Noise Reduction — Voice AI with Local Models (Chapter 14)

Voice pipelines must extract clean speech from noisy environments—background music, HVAC hum, competing speakers. Real-time noise reduction requires spectral filtering and deep learning approaches.

Spectral Subtraction

The classic frequency-domain approach estimates noise during silence segments and subtracts its magnitude from subsequent frames.

import numpy as np

class SpectralSubtraction:
    def __init__(self, frame_size: int = 512, noise_est_frames: int = 10):
        self.frame_size = frame_size
        self.noise_est_frames = noise_est_frames
        self.noise_spectrum = None
        self.frame_count = 0
    
    def estimate_noise(self, frames: np.ndarray):
        self.noise_spectrum = np.mean(np.abs(np.fft.rfft(frames, axis=1))**2, axis=0)
    
    def process(self, audio: np.ndarray) -> np.ndarray:
        frames = self.frame_audio(audio)
        
        if self.noise_spectrum is None:
            self.estimate_noise(frames[:self.noise_est_frames])
        
        magnitude = np.abs(np.fft.rfft(frames, axis=1))
        phase = np.fft.rfft(frames, axis=1) / (magnitude + 1e-8)
        
        subtracted = np.maximum(magnitude**2 - self.noise_spectrum, 0)**0.5
        cleaned = subtracted * np.exp(1j * np.angle(phase))
        
        result = np.fft.irfft(cleaned, axis=1)
        return self.overlap_add(result)
    
    def frame_audio(self, audio: np.ndarray) -> np.ndarray:
        hop = self.frame_size // 2
        frames = []
        for i in range(0, len(audio) - self.frame_size, hop):
            windowed = audio[i:i + self.frame_size] * np.hanning(self.frame_size)
            frames.append(windowed)
        return np.array(frames) if frames else np.array([[]])
    
    def overlap_add(self, frames: np.ndarray) -> np.ndarray:
        output = np.zeros(frames.shape[0] * (self.frame_size // 2) + self.frame_size)
        hop = self.frame_size // 2
        for i, frame in enumerate(frames):
            output[i * hop:i * hop + self.frame_size] += frame
        return output[:len(output) - hop]

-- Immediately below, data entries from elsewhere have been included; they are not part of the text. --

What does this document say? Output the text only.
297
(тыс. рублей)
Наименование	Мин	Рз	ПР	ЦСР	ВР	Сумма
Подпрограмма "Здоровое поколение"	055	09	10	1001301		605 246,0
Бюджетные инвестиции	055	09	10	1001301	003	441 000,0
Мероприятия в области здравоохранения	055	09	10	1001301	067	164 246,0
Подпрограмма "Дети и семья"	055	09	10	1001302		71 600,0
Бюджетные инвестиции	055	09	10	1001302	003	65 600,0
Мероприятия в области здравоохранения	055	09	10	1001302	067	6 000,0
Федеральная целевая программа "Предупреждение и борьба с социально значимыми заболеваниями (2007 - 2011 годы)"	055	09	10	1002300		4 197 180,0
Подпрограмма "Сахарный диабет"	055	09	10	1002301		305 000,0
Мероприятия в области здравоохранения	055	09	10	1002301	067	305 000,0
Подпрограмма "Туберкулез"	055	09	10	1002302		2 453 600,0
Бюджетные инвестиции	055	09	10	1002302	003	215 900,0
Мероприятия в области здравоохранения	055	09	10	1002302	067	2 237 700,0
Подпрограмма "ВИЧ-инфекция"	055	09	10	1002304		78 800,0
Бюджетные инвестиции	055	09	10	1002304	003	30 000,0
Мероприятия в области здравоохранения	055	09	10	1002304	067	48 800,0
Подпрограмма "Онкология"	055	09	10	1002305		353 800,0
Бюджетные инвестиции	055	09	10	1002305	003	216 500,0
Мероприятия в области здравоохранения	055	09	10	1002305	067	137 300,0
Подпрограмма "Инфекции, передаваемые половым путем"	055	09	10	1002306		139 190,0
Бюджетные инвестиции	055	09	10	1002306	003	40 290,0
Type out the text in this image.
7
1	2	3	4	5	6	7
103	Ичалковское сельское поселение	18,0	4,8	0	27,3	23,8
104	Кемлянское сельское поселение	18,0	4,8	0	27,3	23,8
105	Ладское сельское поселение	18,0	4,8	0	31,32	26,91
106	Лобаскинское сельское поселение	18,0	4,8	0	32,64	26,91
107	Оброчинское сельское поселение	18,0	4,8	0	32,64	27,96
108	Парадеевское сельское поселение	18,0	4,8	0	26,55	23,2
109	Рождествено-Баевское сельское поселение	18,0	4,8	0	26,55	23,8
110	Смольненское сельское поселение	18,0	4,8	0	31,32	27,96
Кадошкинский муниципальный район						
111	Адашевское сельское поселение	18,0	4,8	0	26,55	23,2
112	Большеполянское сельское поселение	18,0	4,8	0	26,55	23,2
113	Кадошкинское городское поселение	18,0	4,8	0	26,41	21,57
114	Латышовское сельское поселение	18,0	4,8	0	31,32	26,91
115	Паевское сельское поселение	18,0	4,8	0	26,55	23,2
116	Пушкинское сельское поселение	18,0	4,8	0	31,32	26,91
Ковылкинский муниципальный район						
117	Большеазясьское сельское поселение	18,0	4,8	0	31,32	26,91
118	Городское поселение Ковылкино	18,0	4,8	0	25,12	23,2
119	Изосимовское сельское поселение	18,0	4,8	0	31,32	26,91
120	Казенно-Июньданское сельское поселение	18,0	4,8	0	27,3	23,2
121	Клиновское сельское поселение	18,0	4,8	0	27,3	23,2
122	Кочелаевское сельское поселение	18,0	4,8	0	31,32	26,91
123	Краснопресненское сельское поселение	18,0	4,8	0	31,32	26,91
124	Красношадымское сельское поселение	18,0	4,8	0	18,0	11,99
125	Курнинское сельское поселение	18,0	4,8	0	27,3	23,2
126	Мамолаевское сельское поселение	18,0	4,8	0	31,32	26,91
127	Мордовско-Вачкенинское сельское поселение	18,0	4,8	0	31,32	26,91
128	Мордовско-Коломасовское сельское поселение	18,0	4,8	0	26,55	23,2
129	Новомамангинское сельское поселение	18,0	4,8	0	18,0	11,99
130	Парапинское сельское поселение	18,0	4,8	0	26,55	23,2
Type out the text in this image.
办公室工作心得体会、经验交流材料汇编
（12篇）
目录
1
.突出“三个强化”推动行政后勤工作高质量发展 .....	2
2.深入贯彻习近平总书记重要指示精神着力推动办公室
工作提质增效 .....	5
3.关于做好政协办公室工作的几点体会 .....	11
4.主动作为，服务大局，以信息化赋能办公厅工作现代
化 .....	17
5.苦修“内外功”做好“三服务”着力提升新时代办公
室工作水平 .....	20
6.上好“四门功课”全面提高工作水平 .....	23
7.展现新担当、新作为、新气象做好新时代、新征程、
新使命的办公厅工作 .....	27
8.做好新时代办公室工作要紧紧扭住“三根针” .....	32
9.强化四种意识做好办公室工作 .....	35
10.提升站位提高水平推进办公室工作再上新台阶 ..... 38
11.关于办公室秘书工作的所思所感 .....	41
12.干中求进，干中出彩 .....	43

Deep Noise Suppression (DNS) Model

Mozilla's DNS model provides real-time noise suppression with minimal latency.

import torch
import torch.nn as nn

class DNSModel(nn.Module):
    def __init__(self):
        super().__init__()
        self.conv1 = nn.Conv1d(161, 256, kernel_size=5, padding=2)
        self.lstm = nn.LSTM(256, 128, batch_first=True, bidirectional=True)
        self.conv2 = nn.Conv1d(256, 161, kernel_size=5, padding=2)
        self.relu = nn.ReLU()
    
    def forward(self, spectrogram):
        x = self.relu(self.conv1(spectrogram))
        x = x.transpose(1, 2)
        x, _ = self.lstm(x)
        x = x.transpose(1, 2)
        mask = torch.sigmoid(self.conv2(x))
        return spectrogram * mask

class RealTimeNoiseSuppressor:
    def __init__(self, model_path: str, device: str = "cuda"):
        self.device = torch.device(device)
        self.model = DNSModel().to(self.device)
        checkpoint = torch.load(model_path, map_location=self.device)
        self.model.load_state_dict(checkpoint["model"])
        self.model.eval()
    
    @torch.no_grad()
    def suppress(self, audio: np.ndarray) -> np.ndarray:
        spectrogram = self.compute_spectrogram(audio)
        spectrogram_t = torch.from_numpy(spectrogram).float().to(self.device)
        
        mask = self.model(spectrogram_t.unsqueeze(0))
        cleaned = spectrogram_t * mask.squeeze()
        
        return self.istft(cleaned.cpu().numpy())
    
    def compute_spectrogram(self, audio: np.ndarray) -> np.ndarray:
        window = np.hanning(512)
        frames = []
        for i in range(0, len(audio) - 512, 256):
            frames.append(audio[i:i + 512] * window)
        frames = np.array(frames)
        return np.abs(np.fft.rfft(frames, axis=1))
    
    def istft(self, spectrogram: np.ndarray) -> np.ndarray:
        return np.fft.irfft(spectrogram).flatten()[:len(spectrogram) * 256 + 256]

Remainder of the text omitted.